Solution properties, electrochemical behavior and protein interactions of water soluble triosmium carbonyl clusters

Abstract

The synthesis and solution chemistry of the water soluble clusters [Os 3(CO) 9(μ-η 2-Bz)(μ-H)L +] (HBz=quinoxaline, L +=[P(OCH 2CH 2NMe 3) 3I 3], 1) along with its negatively charged analog [Os 3(CO) 9(μ-η 2-Bz)(μ-H)L −] (L −=[P(C 6H 4SO 3) 3Na 3], 2) are reported. In addition, we have examined the reduction potentials of the complexes [Os 3(CO) 9(μ-η 2-Bz)(μ-H)L] (HBz=phenanthridine, L=L + ( 3); HBz=5,6 benzoquinoline, L=L + ( 4); HBz=3-amino quinoline, L=L + ( 5); HBz=3-amino quinoline, L=L − ( 6). The neutral analog of 1 and 2 [Os 3(CO) 9(μ-η 2-Bz)(μ-H) PPh 3] (Bz=quinoxaline, 7) was also examined for comparison. Both compounds 1 and 2 show pH dependent NMR spectra that are interpreted in terms of the extent of protonation of the uncoordinated quinoxaline nitrogen which impacts the degree of aggregation of the clusters in aqueous solution.
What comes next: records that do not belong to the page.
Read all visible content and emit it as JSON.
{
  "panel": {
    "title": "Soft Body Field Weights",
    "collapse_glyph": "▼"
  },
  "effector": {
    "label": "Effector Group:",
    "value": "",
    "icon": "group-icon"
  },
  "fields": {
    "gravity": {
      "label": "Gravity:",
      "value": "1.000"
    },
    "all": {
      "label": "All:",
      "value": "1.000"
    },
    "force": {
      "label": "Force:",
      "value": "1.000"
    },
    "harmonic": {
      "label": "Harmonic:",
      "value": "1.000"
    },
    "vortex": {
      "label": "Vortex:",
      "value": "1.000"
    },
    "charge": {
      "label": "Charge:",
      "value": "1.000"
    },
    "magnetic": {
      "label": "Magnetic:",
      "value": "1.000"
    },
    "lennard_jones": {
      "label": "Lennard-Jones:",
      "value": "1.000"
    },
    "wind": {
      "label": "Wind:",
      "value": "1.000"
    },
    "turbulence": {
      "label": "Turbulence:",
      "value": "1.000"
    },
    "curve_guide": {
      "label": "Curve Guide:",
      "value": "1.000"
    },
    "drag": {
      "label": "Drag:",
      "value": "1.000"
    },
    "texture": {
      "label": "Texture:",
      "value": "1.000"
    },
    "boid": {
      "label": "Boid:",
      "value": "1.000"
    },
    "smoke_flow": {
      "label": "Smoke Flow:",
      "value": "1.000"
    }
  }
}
Compound 1 undergoes a reversible 1e − reduction in water while 2 undergoes a quasi-reversible 1e − reduction at more negative potentials as expected from the difference in charge on the phosphine ligand. Compound 7 undergoes a marginally reversible CV in methylene chloride at a potential intermediate between the positively and negatively charged clusters. The overall stability of the radical anions of 1, 2 and 7 is somewhat less than the corresponding decacarbonyl [Os 3(CO) 10(μ-η 2-Bz)(μ-H)] (HBz=quinoxaline). While complexes 1 and 2 show reversible 1e − reductions, all the other complexes examined show 1e − and/or two 1e − irreversible reductions in aqueous and non-aqueous solvents. The potentials for these complexes follow expected trends relating to the charge on the phosphine and the pH of the aqueous solutions. The ligand dependent trends are compared with those of the previously reported corresponding decacarbonyls. The interactions of the positively and negatively charged clusters with albumin have been investigated using the transverse and longitudinal relaxation times of the hydride resonances as probes of binding to the protein. Evidence of binding is observed for both the positive and negative clusters but the positive and negative clusters exhibit distinctly different rotational correlation times. Two additional complexes [Os 3(CO) 9(μ-η 2-Bz)(μ-H)L] (HBz=2-methylbenzimidazole, L=L + ( 8); L=L − ( 10) and HBz=quinoline-4-carboxaldehyde, L=L + ( 9); L=L − ( 11)) are reported in connection with these studies.